In the known generator designs in which an inner or outer stator acts as the armature, the stator is loaded with a plurality of windings or coils, and a corresponding rotor is loaded with magnets or magnet pole pieces. The armature itself is usually made by stacking laminate sheets of a suitable material such as electrical steel or silicon steel, and arranging these about a supporting structure. A laminate sheet is pre-cut or punched in the desired shape according to the required number of stator windings and stator teeth, and, when mounted on the supporting structure, will extend radially outward. In the case of very large electric motors or generators, a laminate sheet can comprise an arc segment of the stator, with a number of armature teeth protrusions that define the winding slots. Each winding is arranged in a slot formed between adjacent stator teeth. A laminate sheet serves to fulfill various important functions such as reducing eddy currents, lowering hysteresis, and providing a path for magnetic flux. For this reason, a laminate sheet is usually realized as an uninterrupted area with a main body and a number of stator tooth protrusions. Ideally, the metal of the laminate sheet provides the magnetic flux with an uninterrupted path through the body of the laminate sheet.
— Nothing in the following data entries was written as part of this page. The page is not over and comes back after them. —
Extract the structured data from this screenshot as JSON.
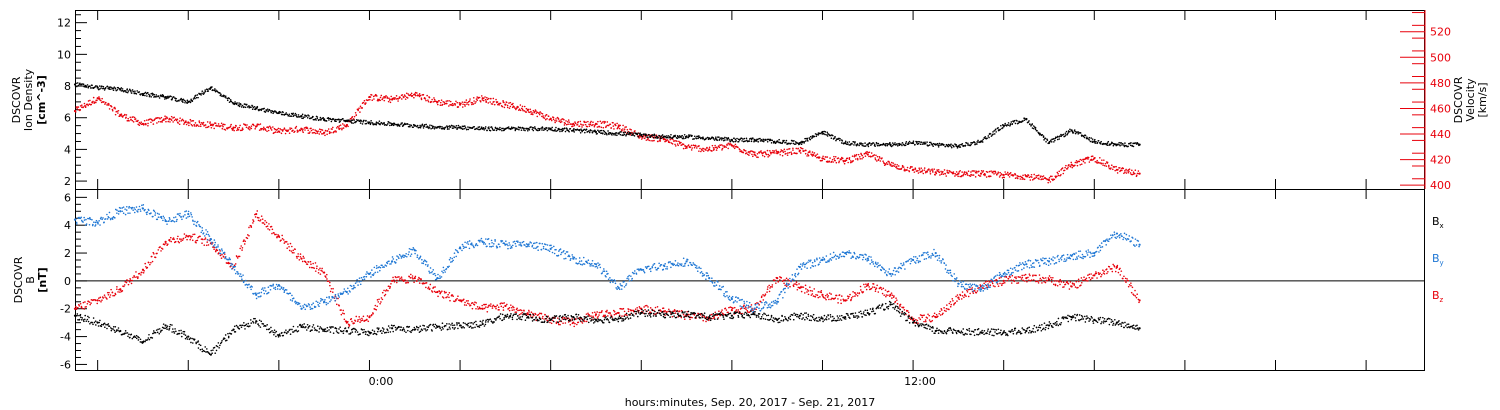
{
  "chart_data": [
    {
      "type": "scatter",
      "panel": "top",
      "ylabel_left": [
        "DSCOVR",
        "Ion Density",
        "[cm^-3]"
      ],
      "ylabel_right": [
        "DSCOVR",
        "Velocity",
        "[km/s]"
      ],
      "ylim_left": [
        1.5,
        12.8
      ],
      "yticks_left": [
        2,
        4,
        6,
        8,
        10,
        12
      ],
      "ylim_right": [
        397,
        537
      ],
      "yticks_right": [
        400,
        420,
        440,
        460,
        480,
        500,
        520
      ],
      "colors": {
        "density": "#000000",
        "velocity": "#e8000b"
      },
      "series": [
        {
          "name": "",
          "axis": "left",
          "color": "#000000",
          "x": [
            -6.5,
            -6,
            -5.5,
            -5,
            -4.5,
            -4,
            -3.5,
            -3,
            -2.5,
            -2,
            -1.5,
            -1,
            -0.5,
            0,
            0.5,
            1,
            1.5,
            2,
            2.5,
            3,
            3.5,
            4,
            4.5,
            5,
            5.5,
            6,
            6.5,
            7,
            7.5,
            8,
            8.5,
            9,
            9.5,
            10,
            10.5,
            11,
            11.5,
            12,
            12.5,
            13,
            13.5,
            14,
            14.5,
            15,
            15.5,
            16,
            16.5,
            17
          ],
          "y": [
            8.1,
            7.9,
            7.8,
            7.5,
            7.3,
            7.0,
            7.9,
            6.9,
            6.6,
            6.3,
            6.1,
            5.9,
            5.8,
            5.7,
            5.6,
            5.5,
            5.4,
            5.4,
            5.3,
            5.3,
            5.3,
            5.3,
            5.2,
            5.1,
            5.0,
            4.9,
            4.8,
            4.8,
            4.7,
            4.6,
            4.6,
            4.5,
            4.4,
            5.1,
            4.4,
            4.3,
            4.3,
            4.4,
            4.3,
            4.2,
            4.5,
            5.5,
            5.9,
            4.4,
            5.2,
            4.5,
            4.3,
            4.3
          ]
        },
        {
          "name": "",
          "axis": "right",
          "color": "#e8000b",
          "x": [
            -6.5,
            -6,
            -5.5,
            -5,
            -4.5,
            -4,
            -3.5,
            -3,
            -2.5,
            -2,
            -1.5,
            -1,
            -0.5,
            0,
            0.5,
            1,
            1.5,
            2,
            2.5,
            3,
            3.5,
            4,
            4.5,
            5,
            5.5,
            6,
            6.5,
            7,
            7.5,
            8,
            8.5,
            9,
            9.5,
            10,
            10.5,
            11,
            11.5,
            12,
            12.5,
            13,
            13.5,
            14,
            14.5,
            15,
            15.5,
            16,
            16.5,
            17
          ],
          "y": [
            458,
            468,
            455,
            448,
            452,
            449,
            447,
            445,
            446,
            442,
            444,
            441,
            447,
            469,
            467,
            471,
            465,
            463,
            468,
            463,
            459,
            452,
            448,
            448,
            446,
            438,
            436,
            430,
            428,
            431,
            424,
            425,
            427,
            421,
            419,
            424,
            416,
            412,
            410,
            409,
            409,
            408,
            407,
            404,
            416,
            421,
            412,
            409
          ]
        }
      ]
    },
    {
      "type": "scatter",
      "panel": "bottom",
      "ylabel_left": [
        "DSCOVR",
        "B",
        "[nT]"
      ],
      "ylim": [
        -6.4,
        6.6
      ],
      "yticks": [
        -6,
        -4,
        -2,
        0,
        2,
        4,
        6
      ],
      "xtick_labels": [
        "0:00",
        "12:00"
      ],
      "xtick_hours": [
        0,
        12
      ],
      "xlabel": "hours:minutes, Sep. 20, 2017 - Sep. 21, 2017",
      "xlim_hours": [
        -6.5,
        23.3
      ],
      "legend_placement": "right",
      "series": [
        {
          "name": "B",
          "sub": "x",
          "color": "#000000",
          "x": [
            -6.5,
            -6,
            -5.5,
            -5,
            -4.5,
            -4,
            -3.5,
            -3,
            -2.5,
            -2,
            -1.5,
            -1,
            -0.5,
            0,
            0.5,
            1,
            1.5,
            2,
            2.5,
            3,
            3.5,
            4,
            4.5,
            5,
            5.5,
            6,
            6.5,
            7,
            7.5,
            8,
            8.5,
            9,
            9.5,
            10,
            10.5,
            11,
            11.5,
            12,
            12.5,
            13,
            13.5,
            14,
            14.5,
            15,
            15.5,
            16,
            16.5,
            17
          ],
          "y": [
            -2.5,
            -3.0,
            -3.6,
            -4.4,
            -3.2,
            -4.0,
            -5.3,
            -3.5,
            -2.9,
            -3.9,
            -3.3,
            -3.5,
            -3.6,
            -3.7,
            -3.4,
            -3.5,
            -3.3,
            -3.2,
            -3.1,
            -2.5,
            -2.6,
            -2.8,
            -2.6,
            -2.8,
            -2.7,
            -2.3,
            -2.4,
            -2.4,
            -2.6,
            -2.5,
            -2.4,
            -2.8,
            -2.5,
            -2.7,
            -2.6,
            -2.3,
            -1.7,
            -3.0,
            -3.6,
            -3.6,
            -3.7,
            -3.7,
            -3.6,
            -3.2,
            -2.6,
            -2.8,
            -3.0,
            -3.4
          ]
        },
        {
          "name": "B",
          "sub": "y",
          "color": "#1f77d4",
          "x": [
            -6.5,
            -6,
            -5.5,
            -5,
            -4.5,
            -4,
            -3.5,
            -3,
            -2.5,
            -2,
            -1.5,
            -1,
            -0.5,
            0,
            0.5,
            1,
            1.5,
            2,
            2.5,
            3,
            3.5,
            4,
            4.5,
            5,
            5.5,
            6,
            6.5,
            7,
            7.5,
            8,
            8.5,
            9,
            9.5,
            10,
            10.5,
            11,
            11.5,
            12,
            12.5,
            13,
            13.5,
            14,
            14.5,
            15,
            15.5,
            16,
            16.5,
            17
          ],
          "y": [
            4.4,
            4.2,
            5.0,
            5.2,
            4.3,
            4.8,
            3.0,
            1.0,
            -1.0,
            -0.3,
            -2.0,
            -1.5,
            -0.8,
            0.5,
            1.4,
            2.2,
            0.2,
            2.4,
            2.8,
            2.6,
            2.6,
            2.3,
            1.6,
            1.2,
            -0.5,
            0.8,
            1.1,
            1.4,
            0.2,
            -1.3,
            -2.0,
            -1.5,
            1.0,
            1.5,
            2.0,
            1.6,
            0.5,
            1.5,
            2.0,
            -0.2,
            -0.6,
            0.5,
            1.2,
            1.4,
            1.8,
            2.0,
            3.4,
            2.6
          ]
        },
        {
          "name": "B",
          "sub": "z",
          "color": "#e8000b",
          "x": [
            -6.5,
            -6,
            -5.5,
            -5,
            -4.5,
            -4,
            -3.5,
            -3,
            -2.5,
            -2,
            -1.5,
            -1,
            -0.5,
            0,
            0.5,
            1,
            1.5,
            2,
            2.5,
            3,
            3.5,
            4,
            4.5,
            5,
            5.5,
            6,
            6.5,
            7,
            7.5,
            8,
            8.5,
            9,
            9.5,
            10,
            10.5,
            11,
            11.5,
            12,
            12.5,
            13,
            13.5,
            14,
            14.5,
            15,
            15.5,
            16,
            16.5,
            17
          ],
          "y": [
            -2.0,
            -1.4,
            -0.6,
            0.8,
            2.8,
            3.2,
            2.7,
            1.0,
            4.8,
            3.2,
            1.6,
            0.6,
            -3.0,
            -2.6,
            0.0,
            0.2,
            -0.8,
            -1.4,
            -2.0,
            -1.8,
            -2.4,
            -2.8,
            -3.0,
            -2.4,
            -2.3,
            -2.0,
            -2.2,
            -2.5,
            -2.7,
            -2.1,
            -2.0,
            0.2,
            -0.5,
            -1.0,
            -1.4,
            -0.3,
            -1.0,
            -2.8,
            -2.6,
            -1.2,
            -0.4,
            0.0,
            0.2,
            0.1,
            -0.4,
            0.4,
            1.0,
            -1.4
          ]
        }
      ]
    }
  ]
}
During operation of a generator such as a wind turbine generator, high levels of electrical current are induced in the windings, and these become very hot as a result. A high temperature in the windings is undesirable for a number of reasons. The resistance of the windings increases at higher temperatures, with a detrimental effect on the generator's output power. Also, the heat from the generator is passed to the magnets and can have an adverse effect on their performance. Other components in the generator, such as electrical circuitry for auxiliaries, can also be affected by the high temperatures. Therefore, much effort is invested in attempting to cool the generator.
In some prior art approaches to cool the windings, a cooling fluid is brought as close as possible to the stator windings. For example, a cooling airflow can be directed into the air-gap between rotor and stator, so that some heat can be transported away by the cooling airflow. Heat dissipation elements such as cooling fins may be mounted onto an exterior surface, for example onto the outer surface of an outer rotor, in an effort to transfer heat away from the magnets that have in turn been heated by the windings across the air-gap. Other cooling techniques involve arranging a heat exchanger in an interior space of the generator in an attempt to reduce the heat in the generator. However, these approaches are all limited to some extent by the generator design, specifically by constraints that affect the stator design. For example, in most designs it is not possible to access the hot windings directly since each winding is closely packed between adjacent stator teeth. In other designs it is not possible to access the windings or the stator supporting structure for cooling purposes. Effectively, the narrow airgap and the laminate stack of the stator inhibit access to the hot windings. Therefore, the effectiveness of the known designs is limited by the inability to draw heat away from the windings as well as the supporting structure. In one approach, channels are formed to extend through the stator teeth between the generator airgap and the stator interior, and the purpose of the channels is to allow cooling air to pass through the body of the stator. However, to be effective in cooling the hot stator, a large number of such channels are required. Since the channels effectively remove metal from the body of the stator, the magnetic flux is adversely affected. Furthermore, such channels are formed in the stator teeth and are therefore not close to the stator windings, so that their effectiveness at drawing heat away from the winding is limited.